Albert Hill, 56, of Philadelphia said that he argued for 10 minutes with a poll monitor who insisted that he would not be allowed to vote unless he showed his photo identification and that he watched two women leave the line in front of him after they were turned away for the same reason.
"I told her, 'If you want to play this game, here is my wallet, and here's my ID, but I don't have to show it to vote,' " said Hill, a former bottle manufacturing company employee. "As of last night, the governor and the mayor of Philadelphia said I don't have to show my ID to vote."
Ron Ruman, a spokesman for the Pennsylvania Department of State, said that his office gave poll workers clear instructions that they could ask for but not demand voter identification, and that he thinks such problems are limited.
"We heard very few scattered reports of this, and we really weren't able to confirm any of it. I don't know for sure what happened," he said. "If poll workers said this, they were mistaken and this should not have happened."
In the critical battleground of Ohio, Democrats expressed concerns about elevated numbers of voters in predominantly African American areas casting provisional ballots. Election officials and strategists predicted a sharp increase in the number of provisional ballots cast, possibly twice as many as the 150,000 in 2008. Under Ohio law, provisional ballots are not counted until 10 days after an election.

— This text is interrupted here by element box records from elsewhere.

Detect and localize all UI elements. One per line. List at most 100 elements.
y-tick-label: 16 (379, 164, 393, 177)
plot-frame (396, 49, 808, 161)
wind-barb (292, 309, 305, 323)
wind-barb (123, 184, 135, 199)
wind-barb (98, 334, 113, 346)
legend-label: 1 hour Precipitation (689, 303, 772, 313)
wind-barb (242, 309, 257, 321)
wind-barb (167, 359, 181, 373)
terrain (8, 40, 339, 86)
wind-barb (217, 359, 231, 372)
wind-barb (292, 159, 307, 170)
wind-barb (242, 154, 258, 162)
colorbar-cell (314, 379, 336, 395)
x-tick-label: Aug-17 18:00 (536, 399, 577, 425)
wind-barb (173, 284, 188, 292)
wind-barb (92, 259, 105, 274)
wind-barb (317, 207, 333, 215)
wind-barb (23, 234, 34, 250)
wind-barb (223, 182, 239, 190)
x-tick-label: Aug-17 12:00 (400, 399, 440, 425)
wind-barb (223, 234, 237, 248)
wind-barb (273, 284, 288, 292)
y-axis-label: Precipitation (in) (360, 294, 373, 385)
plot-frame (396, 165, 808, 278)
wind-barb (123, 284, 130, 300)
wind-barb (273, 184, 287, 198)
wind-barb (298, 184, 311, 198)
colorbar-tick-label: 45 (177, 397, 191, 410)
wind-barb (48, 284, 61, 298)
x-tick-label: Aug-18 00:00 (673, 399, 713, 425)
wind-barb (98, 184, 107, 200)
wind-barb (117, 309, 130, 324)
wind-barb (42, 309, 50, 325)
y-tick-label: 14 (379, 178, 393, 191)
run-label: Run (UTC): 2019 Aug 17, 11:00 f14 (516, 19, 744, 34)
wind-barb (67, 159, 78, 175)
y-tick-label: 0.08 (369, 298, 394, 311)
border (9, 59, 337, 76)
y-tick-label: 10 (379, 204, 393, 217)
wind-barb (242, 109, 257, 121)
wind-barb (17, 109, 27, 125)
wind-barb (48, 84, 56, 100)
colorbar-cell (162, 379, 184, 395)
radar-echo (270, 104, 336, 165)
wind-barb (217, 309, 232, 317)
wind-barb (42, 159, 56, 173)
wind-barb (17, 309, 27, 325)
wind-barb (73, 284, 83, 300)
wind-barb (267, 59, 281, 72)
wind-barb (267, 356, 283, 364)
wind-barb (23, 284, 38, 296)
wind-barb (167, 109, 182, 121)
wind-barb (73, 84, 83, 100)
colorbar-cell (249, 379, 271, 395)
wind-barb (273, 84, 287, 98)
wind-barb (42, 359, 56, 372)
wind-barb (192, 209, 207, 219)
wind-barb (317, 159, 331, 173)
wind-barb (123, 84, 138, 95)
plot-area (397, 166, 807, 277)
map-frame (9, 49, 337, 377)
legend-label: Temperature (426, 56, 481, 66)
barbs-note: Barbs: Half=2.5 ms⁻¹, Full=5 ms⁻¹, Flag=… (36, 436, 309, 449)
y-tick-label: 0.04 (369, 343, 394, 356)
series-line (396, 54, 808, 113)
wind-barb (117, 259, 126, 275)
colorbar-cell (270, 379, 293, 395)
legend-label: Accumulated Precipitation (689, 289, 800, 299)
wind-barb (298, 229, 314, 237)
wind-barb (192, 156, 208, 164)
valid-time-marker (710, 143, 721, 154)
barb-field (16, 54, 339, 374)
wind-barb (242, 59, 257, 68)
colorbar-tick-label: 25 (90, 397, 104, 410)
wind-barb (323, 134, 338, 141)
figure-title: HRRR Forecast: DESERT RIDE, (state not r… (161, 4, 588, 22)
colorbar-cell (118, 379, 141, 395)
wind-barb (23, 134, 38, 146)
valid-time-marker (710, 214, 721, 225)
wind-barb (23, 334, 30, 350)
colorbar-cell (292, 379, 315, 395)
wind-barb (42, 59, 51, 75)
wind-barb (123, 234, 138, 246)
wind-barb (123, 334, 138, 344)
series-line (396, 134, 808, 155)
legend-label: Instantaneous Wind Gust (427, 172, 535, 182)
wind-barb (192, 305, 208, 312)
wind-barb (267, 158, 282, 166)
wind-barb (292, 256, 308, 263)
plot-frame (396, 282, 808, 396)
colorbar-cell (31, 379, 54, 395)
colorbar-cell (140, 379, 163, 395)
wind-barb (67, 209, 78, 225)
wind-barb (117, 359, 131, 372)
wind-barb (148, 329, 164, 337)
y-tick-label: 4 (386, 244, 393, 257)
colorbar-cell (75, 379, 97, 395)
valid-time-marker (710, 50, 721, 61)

In New Jersey and New York, voters struggled with the residual effects of Hurricane Sandy. As polls opened Tuesday, an estimated 600,000 New Jersey residents still lacked electricity and thousands remained in emergency shelters. New Jersey officials said over the weekend that those displaced by the storm would be able to vote by e-mail. But many voters reported that they did not receive electronic ballots from county elections offices after uploading applications. Late Tuesday afternoon, the state extended the deadline for submitting e-mail and fax ballots to 8 p.m. Friday.

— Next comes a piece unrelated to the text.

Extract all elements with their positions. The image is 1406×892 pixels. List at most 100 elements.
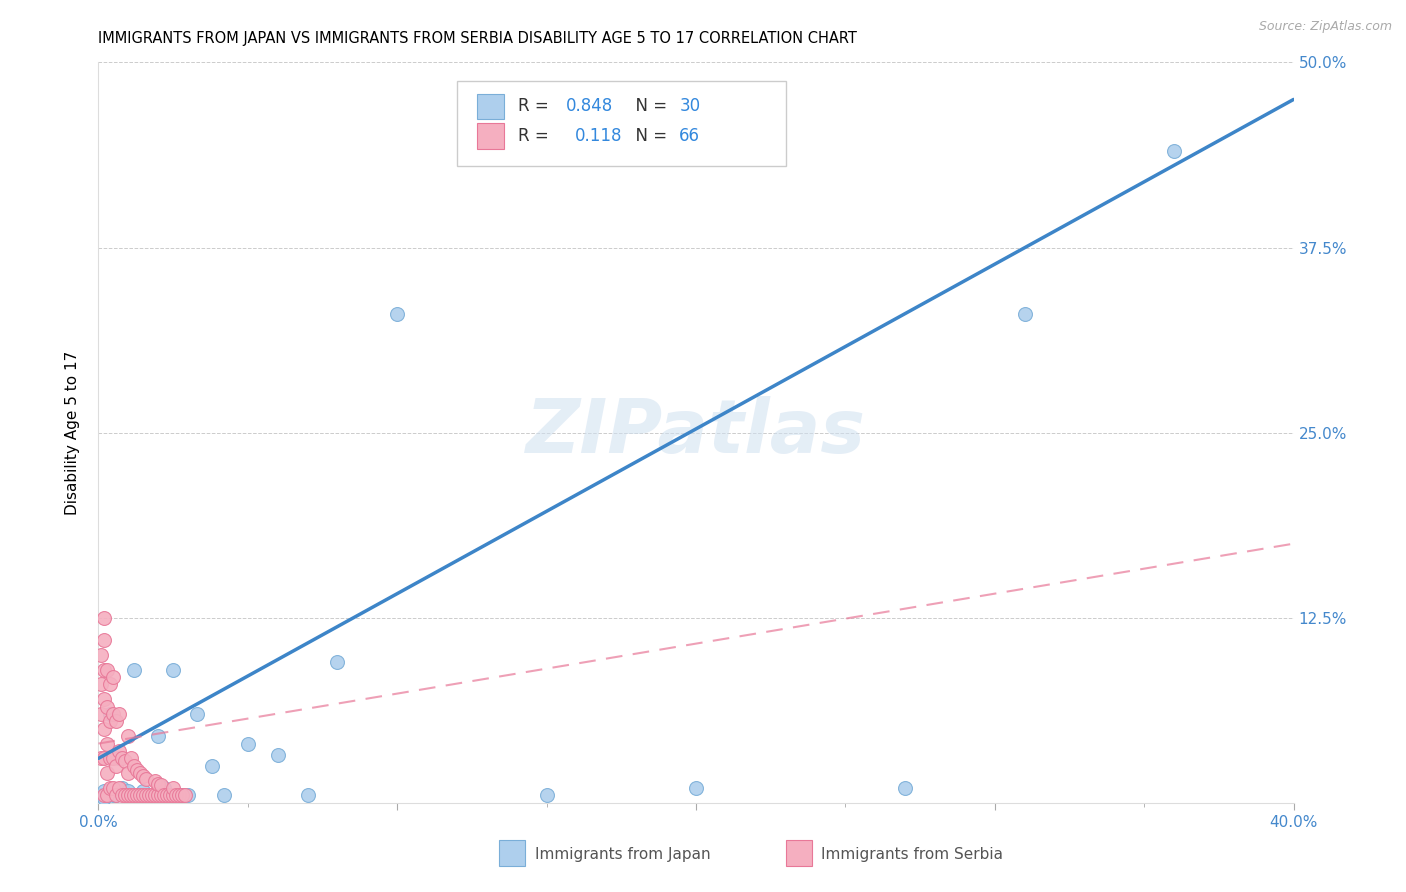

In Ocean County, along the Atlantic Coast, half of the 229 polling places remained inoperable because of storm damage. Election officials improvised by driving a rented Winnebago to shelters.
"We were scrambling, figuring out what to do," said George Gilmore, chairman of the Board of Elections. "We heard about this bus and we grabbed it."
In New York City, officials reported long lines at polling places that had been consolidated after the storm. Voters in the Rockaways and the Bronx were voting in tents powered by generators.